FOR IMMEDIATE RELEASE|
THURSDAY, DECEMBER 6, 2001
TDD (202) 514-1888
UNITED STATES SETTLES CLAIMS AT PENNSYLVANIA SUPERFUND SITE
DEFENDANTS TO PERFORM CLEANUP & REIMBURSE GOVERNMENT
The United States has reached a settlement with four companies allegedly liable for the cleanup of the 120-acre Boarhead Farms Superfund Site in Upper Black Eddy, Bridgeton Township, Pennsylvania, the Justice Department and Environmental Protection Agency (EPA) announced today.
In papers filed today in federal court in Philadelphia, the settling companies – SPS Technologies, Inc., Ford Motor Co., TI Group Automotive Systems Corp., and Cytec Industries Inc. (formerly known as American Cyanamid Co.) agreed to complete the ongoing cleanup of the Bucks County site. The four defendants also agreed to reimburse the government $7 million for EPA's prior cleanup activities and certain future cleanup costs.
The Boarhead Farms Superfund Site, located on Lonely Cottage Road, is the site of the now-defunct DeRewal Chemical Company, a chemical and waste hauling company. The property is currently owned by the Boarhead Corporation. Manfred DeRewal Sr. is the president of both companies.
In the 1970s, state and local officials responded to several chemical spills at the site and discovered discarded and buried drums throughout the property. Testing of soil, surface water and groundwater revealed contamination by several hazardous substances, including concentrated acids and caustics, paint solvents, pesticides, chloride, chromium, copper, nickel, zinc, copper ammonium sulfate, arsenic pentoxide and copper naptholate.
In 1976, the Bucks County Court of Common Pleas ordered DeRewal and both of his companies to remove all chemicals from the site. In 1989, EPA put the site on the "National Priorities List" for Superfund cleanups. Since 1992, EPA and its contractors have excavated and removed over 2,600 drums of chemicals, constructed a groundwater treatment facility and installed and maintained residential well filtration systems.
According to EPA, the settling defendants generated some of the hazardous substances found at Boarhead. These four companies are among several landowners, waste generators or waste transporters that EPA has identified as being potentially responsible under the Superfund statute for cleaning up the Boarhead site.

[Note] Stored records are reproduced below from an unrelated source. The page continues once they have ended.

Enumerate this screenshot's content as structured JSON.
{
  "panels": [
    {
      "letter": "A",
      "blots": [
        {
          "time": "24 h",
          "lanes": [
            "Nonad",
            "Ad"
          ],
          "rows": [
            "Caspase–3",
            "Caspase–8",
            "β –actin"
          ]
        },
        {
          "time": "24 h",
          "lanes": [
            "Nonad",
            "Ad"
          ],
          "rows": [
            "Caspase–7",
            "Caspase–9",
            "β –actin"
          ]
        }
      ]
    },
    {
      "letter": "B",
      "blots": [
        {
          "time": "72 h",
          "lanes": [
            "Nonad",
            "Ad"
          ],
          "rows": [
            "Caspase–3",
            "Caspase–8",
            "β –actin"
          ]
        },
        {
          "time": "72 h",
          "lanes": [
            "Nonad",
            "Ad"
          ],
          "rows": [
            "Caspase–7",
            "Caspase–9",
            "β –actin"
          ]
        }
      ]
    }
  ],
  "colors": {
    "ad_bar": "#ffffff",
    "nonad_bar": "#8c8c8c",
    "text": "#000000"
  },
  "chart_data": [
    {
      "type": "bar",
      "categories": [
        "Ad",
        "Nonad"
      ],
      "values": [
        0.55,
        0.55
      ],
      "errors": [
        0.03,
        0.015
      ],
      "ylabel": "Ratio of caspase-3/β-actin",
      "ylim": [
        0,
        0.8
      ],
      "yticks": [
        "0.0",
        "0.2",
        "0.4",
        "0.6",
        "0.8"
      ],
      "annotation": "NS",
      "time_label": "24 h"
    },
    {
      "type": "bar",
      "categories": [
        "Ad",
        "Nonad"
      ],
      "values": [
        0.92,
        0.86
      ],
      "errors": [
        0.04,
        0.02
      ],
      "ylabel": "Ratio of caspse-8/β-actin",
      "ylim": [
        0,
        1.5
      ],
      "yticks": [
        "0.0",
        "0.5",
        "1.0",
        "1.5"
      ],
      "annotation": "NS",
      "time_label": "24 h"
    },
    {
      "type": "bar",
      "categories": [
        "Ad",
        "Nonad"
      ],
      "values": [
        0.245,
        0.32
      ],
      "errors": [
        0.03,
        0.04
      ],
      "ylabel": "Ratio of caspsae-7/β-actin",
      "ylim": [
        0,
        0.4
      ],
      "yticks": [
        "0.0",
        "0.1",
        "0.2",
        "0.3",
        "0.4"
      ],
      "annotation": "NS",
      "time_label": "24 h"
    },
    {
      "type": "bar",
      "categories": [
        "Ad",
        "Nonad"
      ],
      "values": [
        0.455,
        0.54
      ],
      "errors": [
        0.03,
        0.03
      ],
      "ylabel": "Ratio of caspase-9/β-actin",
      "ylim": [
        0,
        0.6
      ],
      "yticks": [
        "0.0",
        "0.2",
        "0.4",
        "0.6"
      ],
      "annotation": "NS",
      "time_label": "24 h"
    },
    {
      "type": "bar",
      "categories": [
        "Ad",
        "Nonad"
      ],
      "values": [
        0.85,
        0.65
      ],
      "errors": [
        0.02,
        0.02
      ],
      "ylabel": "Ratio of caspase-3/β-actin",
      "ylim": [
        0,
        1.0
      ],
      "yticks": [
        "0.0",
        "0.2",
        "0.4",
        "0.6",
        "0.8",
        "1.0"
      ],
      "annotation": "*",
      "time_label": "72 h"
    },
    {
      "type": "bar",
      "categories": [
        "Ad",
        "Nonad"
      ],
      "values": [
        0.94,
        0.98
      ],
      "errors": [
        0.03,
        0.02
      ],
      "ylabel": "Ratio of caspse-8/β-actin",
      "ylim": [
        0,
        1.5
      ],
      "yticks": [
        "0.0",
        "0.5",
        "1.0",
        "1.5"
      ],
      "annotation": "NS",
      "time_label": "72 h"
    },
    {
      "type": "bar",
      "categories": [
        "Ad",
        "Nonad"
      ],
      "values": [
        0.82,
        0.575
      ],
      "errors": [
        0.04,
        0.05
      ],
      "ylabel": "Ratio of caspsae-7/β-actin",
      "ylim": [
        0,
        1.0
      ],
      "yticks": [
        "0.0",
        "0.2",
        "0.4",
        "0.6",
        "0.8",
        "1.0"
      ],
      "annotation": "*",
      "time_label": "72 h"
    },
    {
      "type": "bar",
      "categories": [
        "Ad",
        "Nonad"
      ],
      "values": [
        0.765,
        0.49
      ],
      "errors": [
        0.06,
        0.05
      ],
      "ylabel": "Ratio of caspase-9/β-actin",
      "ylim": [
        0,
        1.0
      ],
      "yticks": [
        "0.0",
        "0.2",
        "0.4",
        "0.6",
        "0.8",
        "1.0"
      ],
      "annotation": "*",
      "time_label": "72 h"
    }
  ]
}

In November 1998, EPA issued a "Record of Decision" (ROD) describing the agency's cleanup plan for the site and later divided the work under this plan into two "operable units." In a prior consent decree, Cytec, Ford and SPS agreed to complete the "Operable Unit 1" (OU-1) work, which includes maintaining and operating the groundwater extraction and treatment system, maintaining the residential well treatment units, implementing a long-term groundwater monitoring program and installing six additional monitoring wells.
In the settlement announced today, these three companies, along with TI Group Automotive Systems LLC, have agreed to perform the remaining "Operable Unit 2" work needed to finish the cleanup at the site. The OU-2 work includes soil aeration, treatment of volatile organic compound "hot spots," excavation and off-site disposal of any remaining buried drums and other activities.
The proposed consent decree is subject to a 30-day public comment period and final court approval.